Developing a representative lexicon is an essential preliminary step in this study because we have to devise a method for identifying Twitter messages that are related to the field of cultural heritage management in crises. The raw datasets have been collected from January 1 to April 27, 2023, with the Twitter API, in the context of the 4CH project (European Competence Centre for the Conservation of Cultural Heritage) that aims at setting up the methodological, procedural, and organizational framework of a Competence Centre able to seamlessly work with a network of national, regional, and local Cultural Institutions. The collected data, despite being downloaded based on keywords, contain numerous irrelevant tweets and are not suitable for investigation within the context of cultural heritage management in crises. Additionally, the lexicon can enhance the utility of machine learning classification algorithms by serving as a reference point for manual labeling and semi-supervised classification techniques. Consequently, they can be applied to other similar datasets of tweets.

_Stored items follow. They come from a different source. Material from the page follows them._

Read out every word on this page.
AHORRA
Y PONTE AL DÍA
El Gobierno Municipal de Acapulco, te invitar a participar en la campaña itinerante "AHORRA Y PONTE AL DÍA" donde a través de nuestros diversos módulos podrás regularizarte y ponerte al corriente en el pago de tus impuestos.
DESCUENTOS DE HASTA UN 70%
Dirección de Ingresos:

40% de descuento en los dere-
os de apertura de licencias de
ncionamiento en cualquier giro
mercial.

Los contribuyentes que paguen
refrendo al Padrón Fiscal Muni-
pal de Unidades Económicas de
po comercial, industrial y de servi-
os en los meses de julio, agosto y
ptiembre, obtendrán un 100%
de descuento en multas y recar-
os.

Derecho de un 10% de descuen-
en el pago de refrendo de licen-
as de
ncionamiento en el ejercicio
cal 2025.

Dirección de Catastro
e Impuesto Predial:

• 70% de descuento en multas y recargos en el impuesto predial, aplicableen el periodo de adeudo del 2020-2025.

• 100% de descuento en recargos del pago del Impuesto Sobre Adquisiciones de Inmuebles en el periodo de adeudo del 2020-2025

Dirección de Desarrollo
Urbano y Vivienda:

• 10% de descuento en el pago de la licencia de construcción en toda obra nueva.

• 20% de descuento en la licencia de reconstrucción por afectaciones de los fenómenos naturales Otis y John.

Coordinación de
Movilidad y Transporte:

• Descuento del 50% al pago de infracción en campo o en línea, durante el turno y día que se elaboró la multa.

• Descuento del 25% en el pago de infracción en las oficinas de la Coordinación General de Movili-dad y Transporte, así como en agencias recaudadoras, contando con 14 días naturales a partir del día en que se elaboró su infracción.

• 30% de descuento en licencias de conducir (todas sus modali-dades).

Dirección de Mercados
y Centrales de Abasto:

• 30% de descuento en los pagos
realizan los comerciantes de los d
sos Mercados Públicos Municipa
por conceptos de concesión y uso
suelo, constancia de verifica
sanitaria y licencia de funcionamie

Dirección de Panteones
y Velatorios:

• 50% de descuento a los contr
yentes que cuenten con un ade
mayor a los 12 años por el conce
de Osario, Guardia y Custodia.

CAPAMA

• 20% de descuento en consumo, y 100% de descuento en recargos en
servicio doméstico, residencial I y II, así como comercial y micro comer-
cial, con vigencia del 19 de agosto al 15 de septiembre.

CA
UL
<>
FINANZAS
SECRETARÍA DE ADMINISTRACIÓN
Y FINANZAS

Our dataset is extensive and originates from diverse periods, events, and geographical locations. These distinct locations encompass various nations and institutions, each with its distinct interpretations and definitions of culture and its elements. Questions regarding the nature of culture and what constitutes heritage lack general clear answers on an international scope. In addition, we take into account that the texts collected are in English. This implies that users either come from English-speaking countries or, if they come from other regions, communicate in English due to their connection with an international community or a desire to address global issues using an international language. Given this complexity, we have chosen to create a lexicon that provides the most general framework as possible, relying on the documents of The United Nations Educational, Scientific and Cultural Organization (UNESCO) whose vocabulary is assumed to be close to the one we intend to create for cultural heritage.